Department of Biochemistry and Molecular Biology, Biomedicine Discovery Institute, Monash University, Clayton, Victoria, 3800, Australia.
Otzma Analytics Pty Ltd, Bentleigh East, Victoria, Australia.
BMC Bioinformatics. 2020 Apr 29;21(1):165. doi: 10.1186/s12859-020-3441-x.
Network motifs are connectivity structures that occur with significantly higher frequency than chance, and are thought to play important roles in complex biological networks, for example in gene regulation, interactomes, and metabolomes.
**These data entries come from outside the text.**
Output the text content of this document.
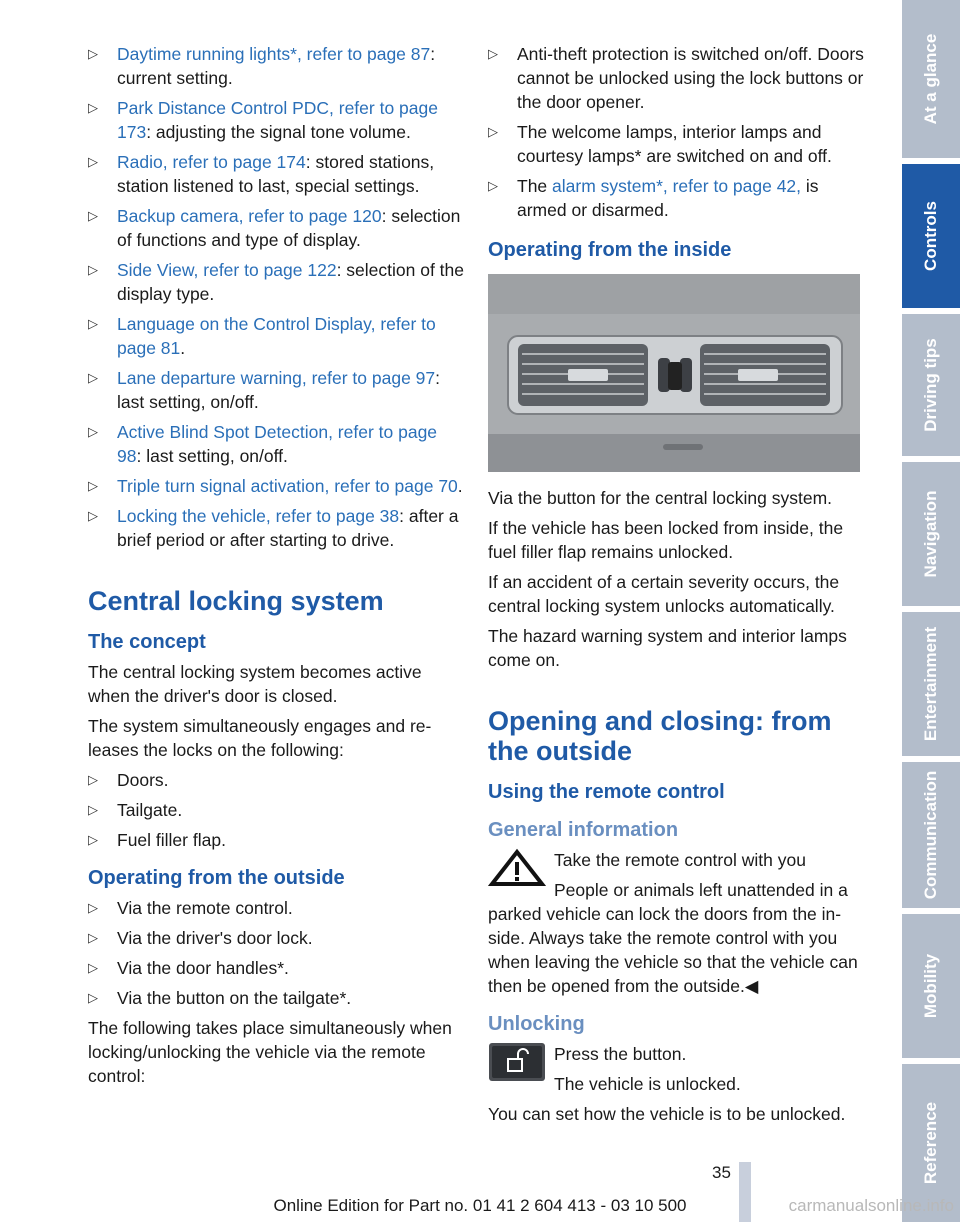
▷ Daytime running lights*, refer to page 87: current setting.
▷ Park Distance Control PDC, refer to page 173: adjusting the signal tone volume.
▷ Radio, refer to page 174: stored stations, station listened to last, special settings.
▷ Backup camera, refer to page 120: selection of functions and type of display.
▷ Side View, refer to page 122: selection of the display type.
▷ Language on the Control Display, refer to page 81.
▷ Lane departure warning, refer to page 97: last setting, on/off.
▷ Active Blind Spot Detection, refer to page 98: last setting, on/off.
▷ Triple turn signal activation, refer to page 70.
▷ Locking the vehicle, refer to page 38: after a brief period or after starting to drive.
Central locking system
The concept

The central locking system becomes active when the driver's door is closed.

The system simultaneously engages and releases the locks on the following:

▷ Doors.
▷ Tailgate.
▷ Fuel filler flap.
Operating from the outside
▷ Via the remote control.
▷ Via the driver's door lock.
▷ Via the door handles*.
▷ Via the button on the tailgate*.

The following takes place simultaneously when locking/unlocking the vehicle via the remote control:

▷ Anti-theft protection is switched on/off. Doors cannot be unlocked using the lock buttons or the door opener.
▷ The welcome lamps, interior lamps and courtesy lamps* are switched on and off.
▷ The alarm system*, refer to page 42, is armed or disarmed.
Operating from the inside

Via the button for the central locking system.

If the vehicle has been locked from inside, the fuel filler flap remains unlocked.

If an accident of a certain severity occurs, the central locking system unlocks automatically.

The hazard warning system and interior lamps come on.

Opening and closing: from the outside
Using the remote control
General information

Take the remote control with you

People or animals left unattended in a parked vehicle can lock the doors from the inside. Always take the remote control with you when leaving the vehicle so that the vehicle can then be opened from the outside.◀

Unlocking

Press the button.

The vehicle is unlocked.

You can set how the vehicle is to be unlocked.

At a glance
Controls
Driving tips
Navigation
Entertainment
Communication
Mobility
Reference
35
Online Edition for Part no. 01 41 2 604 413 - 03 10 500	carmanualsonline.info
Network motifs may also become pivotal in the rational design and engineering of complex biological systems underpinning the field of synthetic biology. Distinguishing true motifs from arbitrary substructures, however, remains a challenge.
Here we demonstrate both theoretically and empirically that implicit assumptions present in mainstream methods for motif identification do not necessarily hold, with the ramification that motif studies using these mainstream methods are less able to effectively differentiate between spurious results and events of true statistical significance than is often presented. We show that these difficulties cannot be overcome without revising the methods of statistical analysis used to identify motifs.
Present-day methods for the discovery of network motifs, and, indeed, even the methods for defining what they are, are critically reliant on a set of incorrect assumptions, casting a doubt on the scientific validity of motif-driven discoveries. The implications of these findings are therefore far-reaching across diverse areas of biology.
网络基元是指出现频率明显高于随机的连接结构,被认为在复杂的生物网络中发挥着重要作用,例如在基因调控、互作组和代谢组中。网络基元也可能在合成生物学领域中对复杂生物系统的合理设计和工程中变得至关重要。然而,将真正的基元与任意子结构区分开来仍然是一个挑战。
本文从理论和实证两个方面证明,主流的基元识别方法中存在的隐含假设并不一定成立,其结果是,使用这些主流方法进行的基元研究,在区分虚假结果和真正具有统计意义的事件方面,不如通常所呈现的那样有效。我们表明,如果不修改用于识别基元的统计分析方法,这些困难就无法克服。
目前用于发现网络基元的方法,甚至用于定义它们的方法,都严重依赖于一组错误的假设,这使得基于基元的发现的科学有效性受到质疑。因此,这些发现的影响在生物学的各个领域都非常深远。